By Jen Kinney.

Just a few blocks separate San Francisco’s Civic Plaza from the restaurants and entertainment in Little Saigon, but as it is today, the route along Larkin Street isn’t very inviting. The stretch is pocked with blank walls and dark at night. It’s also a common gathering place for homeless men and women, and has garnered a perception of being unsafe. The space is in between and indeterminate too, part of the Tenderloin neighborhood, but with spillover businesses from Little Saigon, and newly trafficked by techies from the software companies that have relocated up the street.

In a bid to repair the severed connection, the Tenderloin Community Benefit District worked with nonprofit Our City to solicit design proposals for light-based art on Larkin Street.

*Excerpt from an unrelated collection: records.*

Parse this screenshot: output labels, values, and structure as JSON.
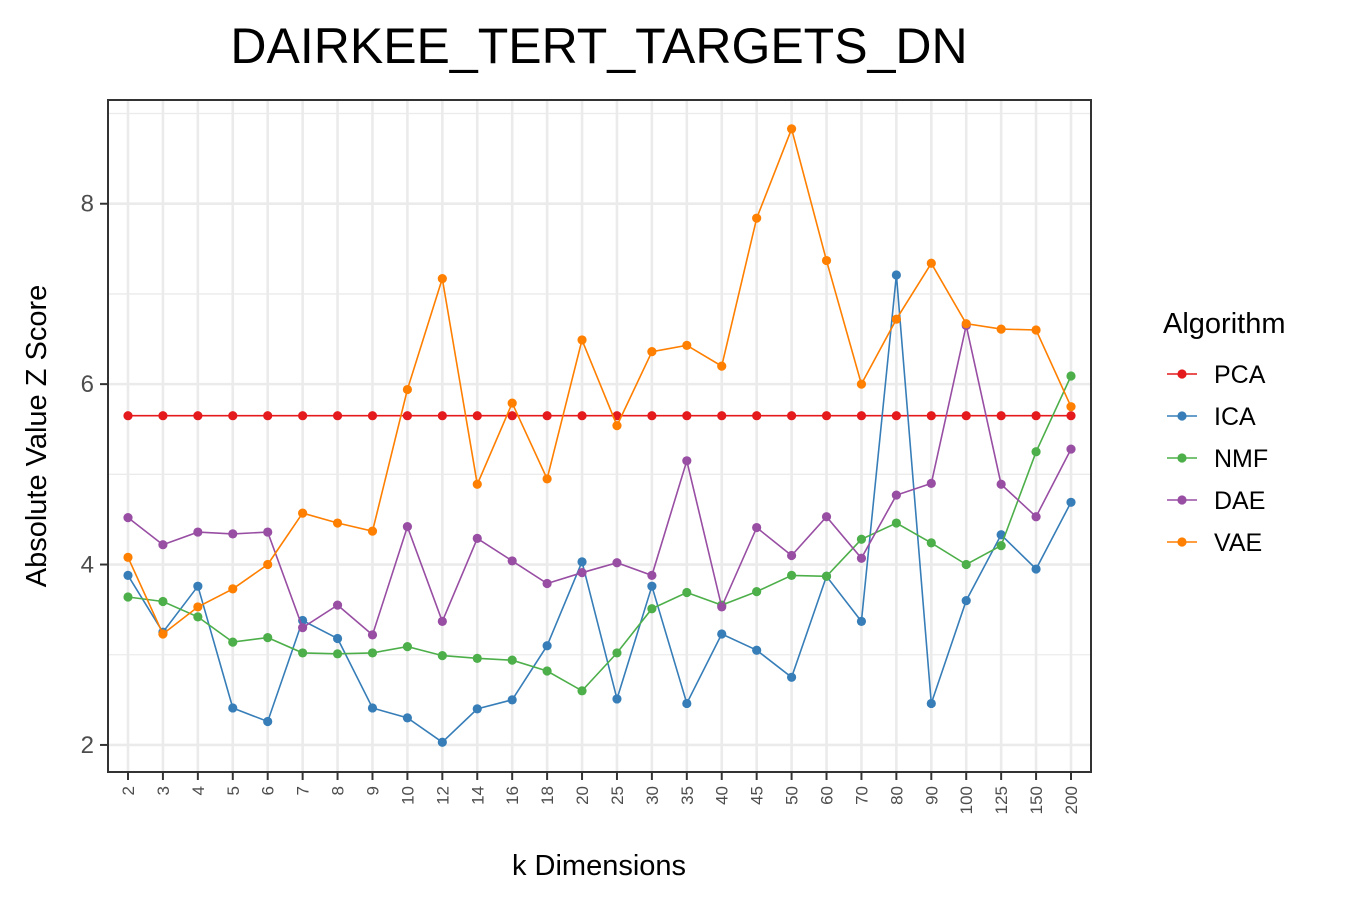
{
  "chart_data": {
    "type": "line",
    "title": "DAIRKEE_TERT_TARGETS_DN",
    "xlabel": "k Dimensions",
    "ylabel": "Absolute Value Z Score",
    "categories": [
      "2",
      "3",
      "4",
      "5",
      "6",
      "7",
      "8",
      "9",
      "10",
      "12",
      "14",
      "16",
      "18",
      "20",
      "25",
      "30",
      "35",
      "40",
      "45",
      "50",
      "60",
      "70",
      "80",
      "90",
      "100",
      "125",
      "150",
      "200"
    ],
    "ylim": [
      1.7,
      9.15
    ],
    "yticks": [
      2,
      4,
      6,
      8
    ],
    "grid": true,
    "legend": {
      "title": "Algorithm",
      "position": "right"
    },
    "series": [
      {
        "name": "PCA",
        "color": "#e41a1c",
        "values": [
          5.65,
          5.65,
          5.65,
          5.65,
          5.65,
          5.65,
          5.65,
          5.65,
          5.65,
          5.65,
          5.65,
          5.65,
          5.65,
          5.65,
          5.65,
          5.65,
          5.65,
          5.65,
          5.65,
          5.65,
          5.65,
          5.65,
          5.65,
          5.65,
          5.65,
          5.65,
          5.65,
          5.65
        ]
      },
      {
        "name": "ICA",
        "color": "#377eb8",
        "values": [
          3.88,
          3.25,
          3.76,
          2.41,
          2.26,
          3.38,
          3.18,
          2.41,
          2.3,
          2.03,
          2.4,
          2.5,
          3.1,
          4.03,
          2.51,
          3.76,
          2.46,
          3.23,
          3.05,
          2.75,
          3.87,
          3.37,
          7.21,
          2.46,
          3.6,
          4.33,
          3.95,
          4.69
        ]
      },
      {
        "name": "NMF",
        "color": "#4daf4a",
        "values": [
          3.64,
          3.59,
          3.42,
          3.14,
          3.19,
          3.02,
          3.01,
          3.02,
          3.09,
          2.99,
          2.96,
          2.94,
          2.82,
          2.6,
          3.02,
          3.51,
          3.69,
          3.55,
          3.7,
          3.88,
          3.87,
          4.28,
          4.46,
          4.24,
          4.0,
          4.21,
          5.25,
          6.09
        ]
      },
      {
        "name": "DAE",
        "color": "#984ea3",
        "values": [
          4.52,
          4.22,
          4.36,
          4.34,
          4.36,
          3.3,
          3.55,
          3.22,
          4.42,
          3.37,
          4.29,
          4.04,
          3.79,
          3.91,
          4.02,
          3.88,
          5.15,
          3.53,
          4.41,
          4.1,
          4.53,
          4.07,
          4.77,
          4.9,
          6.65,
          4.89,
          4.53,
          5.28
        ]
      },
      {
        "name": "VAE",
        "color": "#ff7f00",
        "values": [
          4.08,
          3.23,
          3.53,
          3.73,
          4.0,
          4.57,
          4.46,
          4.37,
          5.94,
          7.17,
          4.89,
          5.79,
          4.95,
          6.49,
          5.54,
          6.36,
          6.43,
          6.2,
          7.84,
          8.83,
          7.37,
          6.0,
          6.72,
          7.34,
          6.67,
          6.61,
          6.6,
          5.75
        ]
      }
    ]
  }
}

The winning design, a series of light installations that change color in response to sound and appear as a coherent symbol only from a certain perspective, was announced this week.

“The challenge was to try to help create a culture because [Larkin Street] doesn’t already have a particularly cohesive one, and to get people to actually spend time there, and to voluntarily traverse the corridor,” says Annie Atura, a member of winning team Synesthesia. Their original design was inspired by two primary facets of life on Larkin Street: the Tenderloin’s noisiness, and the inescapability of urban sound for people living outside. Of all the city’s neighborhoods, the Tenderloin receives some of the highest rates of noise complaints.

“I was interested in trying to transform noise from a nuisance into something productive and interesting,” says Atura. “And I was also interested in using the lighting to break down the barriers between interiors and exteriors. If you’re driving through the area or walking as quickly as possible, how can we use light to shatter the boundary, real or imagined, between you and the people outside?”